Things like this...
...The once-mighty Russian army had lost a war in Chechnya, a place with fewer inhabitants than Russia had soldiers. Three former Warsaw Pact allies had joined Nato, bringing the Western alliance up to Russia's borders....
When Putin spoke to the Duma, his homeland was a different, and less respected place. He spoke the language of a man who yearned for the lost certainties, who longed for a time when Moscow was to be reckoned with. He did not say it explicitly, but he was clearly stung by Russia's failure to stop Nato driving the forces of its ally, Serbia, out of Kosovo just months previously.
"Russia has been a great power for centuries, and remains so.

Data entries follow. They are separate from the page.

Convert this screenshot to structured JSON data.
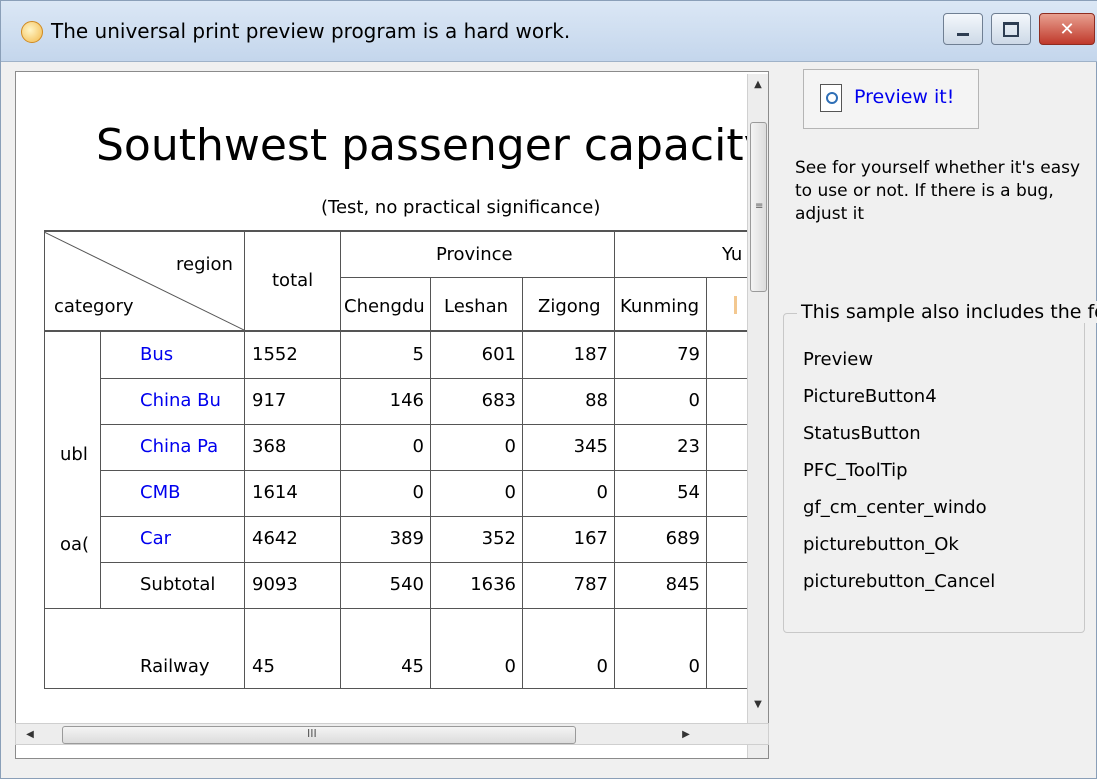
{
  "window": {
    "title": "The universal print preview program is a hard work."
  },
  "report": {
    "title": "Southwest passenger capacity sta",
    "subtitle": "(Test, no practical significance)",
    "headers": {
      "region": "region",
      "category": "category",
      "total": "total",
      "group_province": "Province",
      "group_second": "Yu",
      "columns": [
        "Chengdu",
        "Leshan",
        "Zigong",
        "Kunming"
      ]
    },
    "group_labels": [
      "ubl",
      "oa("
    ],
    "rows": [
      {
        "label": "Bus",
        "total": "1552",
        "values": [
          "5",
          "601",
          "187",
          "79"
        ]
      },
      {
        "label": "China Bu",
        "total": "917",
        "values": [
          "146",
          "683",
          "88",
          "0"
        ]
      },
      {
        "label": "China Pa",
        "total": "368",
        "values": [
          "0",
          "0",
          "345",
          "23"
        ]
      },
      {
        "label": "CMB",
        "total": "1614",
        "values": [
          "0",
          "0",
          "0",
          "54"
        ]
      },
      {
        "label": "Car",
        "total": "4642",
        "values": [
          "389",
          "352",
          "167",
          "689"
        ]
      },
      {
        "label": "Subtotal",
        "total": "9093",
        "values": [
          "540",
          "1636",
          "787",
          "845"
        ]
      },
      {
        "label": "Railway",
        "total": "45",
        "values": [
          "45",
          "0",
          "0",
          "0"
        ]
      }
    ]
  },
  "panel": {
    "preview_button": "Preview it!",
    "description": "See for yourself whether it's easy to use or not. If there is a bug, adjust it",
    "group_title": "This sample also includes the foll",
    "features": [
      "Preview",
      "PictureButton4",
      "StatusButton",
      "PFC_ToolTip",
      "gf_cm_center_windo",
      "picturebutton_Ok",
      "picturebutton_Cancel"
    ]
  },
  "scrollbar_glyph": "III",
  "colors": {
    "link": "#0000ee",
    "titlebar": "#c4d6ec",
    "close": "#c0392b"
  }
}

It has always had and still has legitimate zones of interest ... We should not drop our guard in this respect, neither should we allow our opinion to be ignored," he said.

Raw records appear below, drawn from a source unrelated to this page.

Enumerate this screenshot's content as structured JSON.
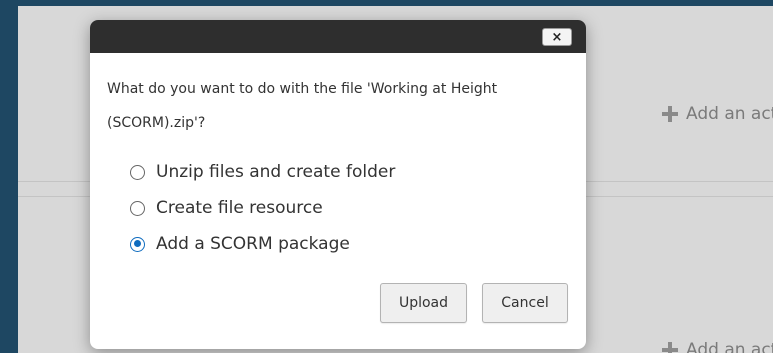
{
  "background": {
    "add_activity_label": "Add an activity or resource"
  },
  "dialog": {
    "close_label": "×",
    "message": "What do you want to do with the file 'Working at Height (SCORM).zip'?",
    "options": [
      {
        "label": "Unzip files and create folder",
        "selected": false
      },
      {
        "label": "Create file resource",
        "selected": false
      },
      {
        "label": "Add a SCORM package",
        "selected": true
      }
    ],
    "buttons": {
      "upload": "Upload",
      "cancel": "Cancel"
    }
  },
  "colors": {
    "outer_background": "#1e4762",
    "page_background": "#d8d8d8",
    "header": "#2e2e2e",
    "radio_selected": "#0f6cbf"
  }
}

His domestic policy was to restore stability, to end what he called the "revolutions", that had brought Russia low. His foreign policy was to regain Russia's place in world affairs.

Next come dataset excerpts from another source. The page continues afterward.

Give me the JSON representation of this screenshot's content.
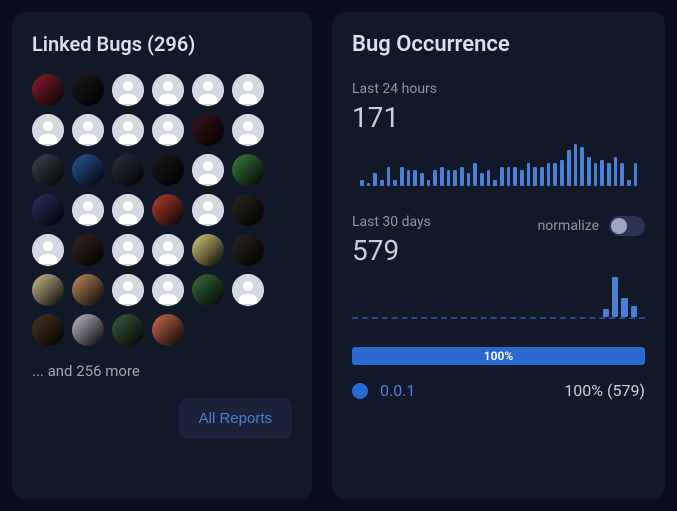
{
  "linked_bugs": {
    "title": "Linked Bugs (296)",
    "avatar_count": 40,
    "more_text": "... and 256 more",
    "all_reports_label": "All Reports",
    "avatar_variants": [
      "img1",
      "img2",
      "blank",
      "blank",
      "blank",
      "blank",
      "blank",
      "blank",
      "blank",
      "blank",
      "img3",
      "blank",
      "img4",
      "img5",
      "img6",
      "img7",
      "blank",
      "img8",
      "img9",
      "blank",
      "blank",
      "img10",
      "blank",
      "img11",
      "blank",
      "img12",
      "blank",
      "blank",
      "img13",
      "img14",
      "img15",
      "img16",
      "blank",
      "blank",
      "img17",
      "blank",
      "img18",
      "img19",
      "img20",
      "img21"
    ]
  },
  "bug_occurrence": {
    "title": "Bug Occurrence",
    "last_24h_label": "Last 24 hours",
    "last_24h_value": "171",
    "last_30d_label": "Last 30 days",
    "last_30d_value": "579",
    "normalize_label": "normalize",
    "progress_label": "100%",
    "version_label": "0.0.1",
    "version_stats": "100% (579)"
  },
  "chart_data": [
    {
      "type": "bar",
      "title": "Last 24 hours",
      "values": [
        4,
        2,
        8,
        4,
        12,
        4,
        12,
        10,
        10,
        8,
        4,
        10,
        12,
        10,
        10,
        12,
        8,
        14,
        8,
        10,
        4,
        12,
        12,
        12,
        10,
        14,
        12,
        12,
        14,
        14,
        16,
        22,
        26,
        24,
        18,
        14,
        16,
        14,
        18,
        14,
        4,
        14
      ]
    },
    {
      "type": "bar",
      "title": "Last 30 days",
      "values": [
        0,
        0,
        0,
        0,
        0,
        0,
        0,
        0,
        0,
        0,
        0,
        0,
        0,
        0,
        0,
        0,
        0,
        0,
        0,
        0,
        0,
        0,
        0,
        0,
        0,
        0,
        6,
        30,
        14,
        8
      ]
    }
  ],
  "avatar_colors": {
    "img1": "#8a2030",
    "img2": "#1a1a1a",
    "img3": "#3a1520",
    "img4": "#3a4550",
    "img5": "#2a5aa0",
    "img6": "#2a3040",
    "img7": "#1a1a1a",
    "img8": "#3a8040",
    "img9": "#2a3060",
    "img10": "#b54030",
    "img11": "#2a2520",
    "img12": "#3a2520",
    "img13": "#e0d080",
    "img14": "#2a2520",
    "img15": "#d0c090",
    "img16": "#c09060",
    "img17": "#3a7040",
    "img18": "#4a3520",
    "img19": "#c0c0d0",
    "img20": "#3a6040",
    "img21": "#d07050"
  }
}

Those two core aims have driven everything he has done since. If only people had been listening, none of his actions would have come as a surprise to them.
Since then, he has seized every opportunity history has offered him, from the attacks of 11 September 2001 to the Ukrainian Revolution of 2013, in his bid to secure his aims. He has been tactically astute and ruthlessly opportunistic. At home and abroad, he wants Russia to regain the prestige it held when he was growing up.
The obvious place to start his campaign was in Chechnya, symbol of Russia's collapse. The Chechens had defeated Yeltsin's attempt to crush their self-declared independence, but it proved a bitter victory. The war devastated Chechnya's people, economy and infrastructure. Chechnya became a sink of kidnapping, violence and crime, and - until Putin - no-one did anything about...
Woof, a most interesting and worthwhile read, imo.